ChrisHodgesUK via Wikimedia Commons
South Africa’s samango monkeys live on what ecologists call a “vertical axis of fear.” They live and eat in trees, and if they climb too high looking for food, they’re liable to get attacked and eaten by an eagle. If they venture too low, it’s leopards and desert lynxes they have to worry about. With every trip for food and every climb up and down the tree, a monkey needs to assess risk and reward—the benefits of eating versus the risk of being eaten. But a new study suggests that it’s not just food and predators that the monkeys take into account when deciding where to eat. They also think about us.
When scientists study animal behavior, they rely on the idea that they’ll become a neutral presence by not being too intrusive and habituating the animals to the fact that there are humans gawking at them. Once an animal is used to them, they hope, it will act naturally when they’re around. But they also know that that’s not always the case. In Tanzania, colobus monkeys fled whenever researchers studying their chimpanzee neighbors came around. The chimps eventually figured out that they could take advantage of that, and let the humans flush out their prey like hunting dogs for easy capture.
Even human infrastructure is enough to change the way that animals act. When bears recolonized Grand Teton National Park, moose shifted their birthing sites closer to the park’s paved roads, using them as a safe zone where the traffic-averse predators would leave them alone.
A team of researchers from South Africa, the UK, and the Netherlands have now found that the samango monkeys likewise feel safer when humans are around and adjust their behavior accordingly. The scientists did this by looking at what’s called a “giving-up density” (GUD), the amount of food that a foraging animal will abandon in a given spot. Animals will probably feed more where and when they feel safe, so the GUD should correspond to the perceived riskiness of a feeding site and be lower where it’s safe and higher where there’s a threat.
The researchers hung plastic tubs full of peanuts at different heights in the trees at a site in South Africa’s Soutpansberg Mountains. The lowest tubs were around four inches off the ground and the highest were 24 feet up, just below the forest canopy. Then they looked at how much of this food two groups of monkeys ate and how much they left behind on days when the scientists followed them versus days when there were no humans around, to get an idea of how their presence impacted the monkeys’ risk assessment and behavior.
The team found that GUDs differed greatly between “follow days” and non-follow days. Both groups of monkeys ate more from the higher bins when the researchers weren’t around, a sign that ground-level food is a riskier option and big cats pose more of a threat than big birds. On days that the team hung around the feeding stations, though, the monkeys ate more from all the bins, with the biggest difference in the ones closest to the ground. With humans around, the monkeys seemed to feel safer everywhere up and down the trees, but especially near the forest floor. That suggests, the team writes, that they see us as “shields” against predators, particularly terrestrial ones. That makes sense because humans are usually on the ground and not up in the air, but also because leopards in the Soutpansberg area are often targets for poachers and ranchers who see them as a threat to livestock, and are generally wary of humans there.
That the monkeys can assess how one animal’s presence impacts another, and use scientists and other people traipsing through the forest as human shields, shows how observant and clever they can be.
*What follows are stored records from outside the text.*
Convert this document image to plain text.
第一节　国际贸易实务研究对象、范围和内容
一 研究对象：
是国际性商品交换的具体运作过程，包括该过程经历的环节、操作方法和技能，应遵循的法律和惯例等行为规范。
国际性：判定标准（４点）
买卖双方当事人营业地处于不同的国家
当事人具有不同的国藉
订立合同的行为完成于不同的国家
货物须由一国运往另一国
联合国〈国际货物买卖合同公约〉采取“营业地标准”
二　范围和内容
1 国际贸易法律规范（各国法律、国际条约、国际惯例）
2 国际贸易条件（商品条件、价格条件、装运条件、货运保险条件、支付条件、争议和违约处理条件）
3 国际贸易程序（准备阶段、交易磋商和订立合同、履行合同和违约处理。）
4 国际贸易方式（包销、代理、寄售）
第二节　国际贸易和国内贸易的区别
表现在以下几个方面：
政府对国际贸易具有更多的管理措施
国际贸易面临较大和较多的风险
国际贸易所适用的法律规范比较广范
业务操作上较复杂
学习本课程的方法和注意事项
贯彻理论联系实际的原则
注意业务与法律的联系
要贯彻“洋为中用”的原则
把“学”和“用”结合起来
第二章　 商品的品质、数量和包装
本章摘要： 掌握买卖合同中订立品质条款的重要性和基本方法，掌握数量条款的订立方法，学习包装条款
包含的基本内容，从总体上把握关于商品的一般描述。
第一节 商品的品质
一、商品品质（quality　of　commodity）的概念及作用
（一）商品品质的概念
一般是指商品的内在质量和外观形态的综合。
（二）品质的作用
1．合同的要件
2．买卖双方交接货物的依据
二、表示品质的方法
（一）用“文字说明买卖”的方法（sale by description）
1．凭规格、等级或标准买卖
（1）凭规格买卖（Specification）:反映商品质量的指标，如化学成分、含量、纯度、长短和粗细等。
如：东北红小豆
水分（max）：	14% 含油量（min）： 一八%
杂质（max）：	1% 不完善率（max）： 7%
It also made the researchers wonder just how neutral a presence humans are and how naturally animals act when they’re around. Both of the monkey groups they looked at have been regularly studied by scientists for the last few years and, in theory, should be pretty used to humans being around. But even these habituated animals responded to human presence by changing their behavior and feeding habits, implying that some of the observations of animal behavior that scientists have made could be skewed or complicated simply because there was someone there to make them.